Here is a mosaic in St Mark’s Basilica in Venice, a work of the early 12th century, which shows the subject of this week’s topic in our series of Lenten meditations, the temptations of Christ in His 40 days in the desert. These days anticipate our participation in the 40 days of Lent; if we remain united to Christ, we can, with His grace, resist temptation and banish the devil. Afterwards, He was ministered to by angels; angels are ready to minister to us if we wish to allow them to.

It is salutary that even Christ faced such temptations of wealth, power and notoriety, but resisted them. The Lenten observance is done in order to help us to be like Christ and resist temptation. Our hope is to grow in strength in this regard. Of course, we can never do this perfectly, and we will sin again in this life, inevitably. This is why we ought also to focus on repentance and God’s mercy as we have done in the other reflections. The negative space in this composition is golden, and when reflecting candlelight in the church, will appear to be shining with the divine light of Christ. This is a reminder not only that God is with us in the darkest periods, but also of the ultimate end of this Lenten period, which is heavenly glory, for us!

Notice also how the devil is shown as an almost faceless figure and shrouded in darkness, in comparison with the figures of Christ and the onlooking angels. In one part he is shown in profile, which is the standard in iconographic art for a good reason. The convention of iconographic sacred art is always to show Christ, the angels and saints clearly, with their full face; this indicates that to know someone in heaven, which is the realm that iconographic art depicts, is to see the person fully. To be ‘face to face’ with someone is a metaphor for each person being fully open to the other, hiding nothing and revealing all to them. This imagery comes from the fact that when we look at someone, we discern the inner person - the state of their souls - through their facial expressions. We are hardwired to look at people this way.
Looking at people face-to-face is the mark of loving interaction and characterizes Christian interpersonal relationships. The antithesis of this is facelessness, so the devil is shown in profile, with distorted or obscured facial features, because he hides his true intentions.
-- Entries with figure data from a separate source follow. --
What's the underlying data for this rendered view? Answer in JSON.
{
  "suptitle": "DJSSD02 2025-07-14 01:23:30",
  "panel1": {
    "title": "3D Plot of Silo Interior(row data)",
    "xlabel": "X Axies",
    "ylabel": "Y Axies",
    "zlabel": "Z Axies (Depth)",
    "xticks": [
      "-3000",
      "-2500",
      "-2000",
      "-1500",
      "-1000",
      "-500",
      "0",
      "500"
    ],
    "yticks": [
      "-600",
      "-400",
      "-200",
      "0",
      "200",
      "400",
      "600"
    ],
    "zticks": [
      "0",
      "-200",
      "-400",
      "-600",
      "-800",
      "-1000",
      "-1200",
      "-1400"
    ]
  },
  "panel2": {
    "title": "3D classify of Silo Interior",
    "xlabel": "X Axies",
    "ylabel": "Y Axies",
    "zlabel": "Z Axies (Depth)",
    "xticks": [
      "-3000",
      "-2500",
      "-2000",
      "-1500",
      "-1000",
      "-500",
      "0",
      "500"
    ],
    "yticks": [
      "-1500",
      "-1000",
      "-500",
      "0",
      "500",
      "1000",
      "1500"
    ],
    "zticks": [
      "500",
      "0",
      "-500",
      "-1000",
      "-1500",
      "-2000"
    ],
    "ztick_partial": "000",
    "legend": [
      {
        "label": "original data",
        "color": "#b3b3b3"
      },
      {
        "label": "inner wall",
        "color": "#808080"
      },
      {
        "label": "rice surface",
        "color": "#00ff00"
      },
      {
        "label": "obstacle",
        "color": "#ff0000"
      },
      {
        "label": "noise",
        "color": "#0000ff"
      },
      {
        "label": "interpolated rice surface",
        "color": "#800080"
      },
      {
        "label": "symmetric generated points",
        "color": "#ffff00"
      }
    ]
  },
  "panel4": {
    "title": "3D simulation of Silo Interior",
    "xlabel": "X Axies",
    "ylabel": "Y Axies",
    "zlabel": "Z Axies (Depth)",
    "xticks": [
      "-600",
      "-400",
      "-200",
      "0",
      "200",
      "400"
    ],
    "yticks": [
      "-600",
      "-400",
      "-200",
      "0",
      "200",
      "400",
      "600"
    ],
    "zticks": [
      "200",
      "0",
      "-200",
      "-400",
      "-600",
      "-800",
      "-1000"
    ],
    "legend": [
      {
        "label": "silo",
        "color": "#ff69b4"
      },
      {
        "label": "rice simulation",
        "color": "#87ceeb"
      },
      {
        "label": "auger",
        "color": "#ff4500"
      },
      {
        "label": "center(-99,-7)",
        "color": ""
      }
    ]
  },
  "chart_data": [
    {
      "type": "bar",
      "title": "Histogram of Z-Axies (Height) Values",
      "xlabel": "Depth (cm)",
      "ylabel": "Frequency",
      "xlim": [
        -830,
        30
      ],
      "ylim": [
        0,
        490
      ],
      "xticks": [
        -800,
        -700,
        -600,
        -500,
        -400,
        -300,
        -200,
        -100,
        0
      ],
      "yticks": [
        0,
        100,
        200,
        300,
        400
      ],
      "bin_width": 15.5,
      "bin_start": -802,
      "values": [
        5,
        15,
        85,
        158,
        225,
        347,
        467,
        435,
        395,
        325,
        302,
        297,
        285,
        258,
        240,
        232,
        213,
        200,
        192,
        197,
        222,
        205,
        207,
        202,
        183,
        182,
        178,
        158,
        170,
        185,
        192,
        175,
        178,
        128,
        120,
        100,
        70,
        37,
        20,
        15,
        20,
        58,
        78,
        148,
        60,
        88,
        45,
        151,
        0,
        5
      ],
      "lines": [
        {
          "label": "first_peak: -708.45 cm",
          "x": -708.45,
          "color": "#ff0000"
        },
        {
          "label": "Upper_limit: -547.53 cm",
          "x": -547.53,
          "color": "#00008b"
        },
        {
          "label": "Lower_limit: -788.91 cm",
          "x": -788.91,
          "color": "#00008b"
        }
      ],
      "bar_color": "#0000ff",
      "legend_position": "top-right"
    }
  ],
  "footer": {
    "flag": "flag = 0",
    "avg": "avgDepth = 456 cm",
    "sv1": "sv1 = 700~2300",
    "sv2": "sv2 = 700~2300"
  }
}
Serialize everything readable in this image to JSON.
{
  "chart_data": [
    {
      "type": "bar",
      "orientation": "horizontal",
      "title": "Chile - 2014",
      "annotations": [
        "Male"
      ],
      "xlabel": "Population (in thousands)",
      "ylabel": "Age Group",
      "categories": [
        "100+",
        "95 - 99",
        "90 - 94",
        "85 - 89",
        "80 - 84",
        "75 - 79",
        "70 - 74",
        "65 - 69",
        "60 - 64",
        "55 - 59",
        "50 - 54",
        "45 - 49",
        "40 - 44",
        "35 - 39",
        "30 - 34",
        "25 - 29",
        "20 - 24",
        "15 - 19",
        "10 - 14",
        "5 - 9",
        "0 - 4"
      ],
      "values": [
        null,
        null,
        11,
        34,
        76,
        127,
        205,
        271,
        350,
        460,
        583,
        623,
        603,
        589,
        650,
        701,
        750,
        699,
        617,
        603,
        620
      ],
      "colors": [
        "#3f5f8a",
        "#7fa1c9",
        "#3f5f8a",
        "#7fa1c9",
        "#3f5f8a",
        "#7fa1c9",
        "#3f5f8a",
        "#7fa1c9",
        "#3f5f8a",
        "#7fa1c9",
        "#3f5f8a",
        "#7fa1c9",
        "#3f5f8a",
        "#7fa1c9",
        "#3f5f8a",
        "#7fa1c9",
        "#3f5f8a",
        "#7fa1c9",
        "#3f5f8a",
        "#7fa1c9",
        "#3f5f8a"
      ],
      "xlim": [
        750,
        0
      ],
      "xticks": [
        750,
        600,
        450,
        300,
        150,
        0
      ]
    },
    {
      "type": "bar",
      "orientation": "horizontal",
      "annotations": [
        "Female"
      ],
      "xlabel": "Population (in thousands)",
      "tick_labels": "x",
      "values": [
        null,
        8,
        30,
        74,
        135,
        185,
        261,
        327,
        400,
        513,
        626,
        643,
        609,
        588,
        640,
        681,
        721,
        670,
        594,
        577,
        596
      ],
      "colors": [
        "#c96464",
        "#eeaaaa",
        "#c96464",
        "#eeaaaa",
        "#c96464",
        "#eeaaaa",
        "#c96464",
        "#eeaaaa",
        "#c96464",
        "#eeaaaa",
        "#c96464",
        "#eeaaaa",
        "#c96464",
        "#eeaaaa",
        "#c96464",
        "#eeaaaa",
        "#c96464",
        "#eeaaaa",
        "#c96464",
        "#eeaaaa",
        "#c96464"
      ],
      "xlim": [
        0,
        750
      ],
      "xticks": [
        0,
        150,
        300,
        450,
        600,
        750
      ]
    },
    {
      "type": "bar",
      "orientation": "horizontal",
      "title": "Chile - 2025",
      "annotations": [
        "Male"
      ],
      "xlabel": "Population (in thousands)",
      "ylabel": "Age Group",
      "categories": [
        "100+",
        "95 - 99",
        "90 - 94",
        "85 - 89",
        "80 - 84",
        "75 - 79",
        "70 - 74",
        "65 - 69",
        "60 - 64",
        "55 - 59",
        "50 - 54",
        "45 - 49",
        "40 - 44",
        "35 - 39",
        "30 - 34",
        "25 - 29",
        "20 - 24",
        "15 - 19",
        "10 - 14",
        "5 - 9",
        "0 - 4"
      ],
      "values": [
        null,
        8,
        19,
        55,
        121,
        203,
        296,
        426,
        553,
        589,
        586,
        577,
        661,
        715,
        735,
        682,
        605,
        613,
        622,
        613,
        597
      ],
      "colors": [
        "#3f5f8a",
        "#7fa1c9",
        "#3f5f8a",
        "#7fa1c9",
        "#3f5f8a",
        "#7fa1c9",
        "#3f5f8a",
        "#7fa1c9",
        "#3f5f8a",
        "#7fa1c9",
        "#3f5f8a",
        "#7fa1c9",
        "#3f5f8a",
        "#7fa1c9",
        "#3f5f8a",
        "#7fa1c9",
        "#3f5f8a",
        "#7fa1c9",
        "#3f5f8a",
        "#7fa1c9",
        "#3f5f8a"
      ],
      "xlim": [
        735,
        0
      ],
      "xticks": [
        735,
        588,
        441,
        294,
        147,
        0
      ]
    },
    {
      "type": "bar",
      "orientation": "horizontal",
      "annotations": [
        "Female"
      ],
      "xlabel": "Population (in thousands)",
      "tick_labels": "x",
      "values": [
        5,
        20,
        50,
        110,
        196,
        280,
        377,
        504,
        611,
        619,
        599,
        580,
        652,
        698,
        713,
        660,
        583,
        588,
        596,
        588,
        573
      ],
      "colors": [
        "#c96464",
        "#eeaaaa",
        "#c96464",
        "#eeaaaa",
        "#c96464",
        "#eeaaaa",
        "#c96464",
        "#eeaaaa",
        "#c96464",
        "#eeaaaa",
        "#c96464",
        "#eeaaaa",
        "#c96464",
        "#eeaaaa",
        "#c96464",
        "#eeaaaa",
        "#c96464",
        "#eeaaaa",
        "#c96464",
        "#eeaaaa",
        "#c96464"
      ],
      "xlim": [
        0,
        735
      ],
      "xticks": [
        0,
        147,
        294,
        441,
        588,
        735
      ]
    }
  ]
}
Scripture, using this imagery, tells us that in heaven we will see God’s face. For example, in his famous hymn to love (so often read at marriages), St Paul says, “At present we are looking at a confused reflection in a mirror; then we shall see face to face; now I have only a glimpse of knowledge; then, I shall recognize God as he has recognized me.” (1 Cor 13, 12-13)
This is why, incidentally, wearing masks when we deal with people is profoundly damaging to our personal relationships and destroys loving interaction. To impose the use of masks is a direct attack on the human freedom and hence on the spirit, the highest aspect of the soul and the source of love. When our spirit is undermined, we become malleable and manipulable by the forces of evil, for we are miserable and detached from the love that supports and binds us to God and others healthily. This ultimately has secondary effects on our mental and physical health.
This is not taken into account in the current debate about face masks mandates and its impact on our freedom, I suggest (more on that tomorrow).
An icon of St George slaying the dragon; notice that the Saint’s face is shown full-on, while that of the dragon, who represents the devil, is in profile.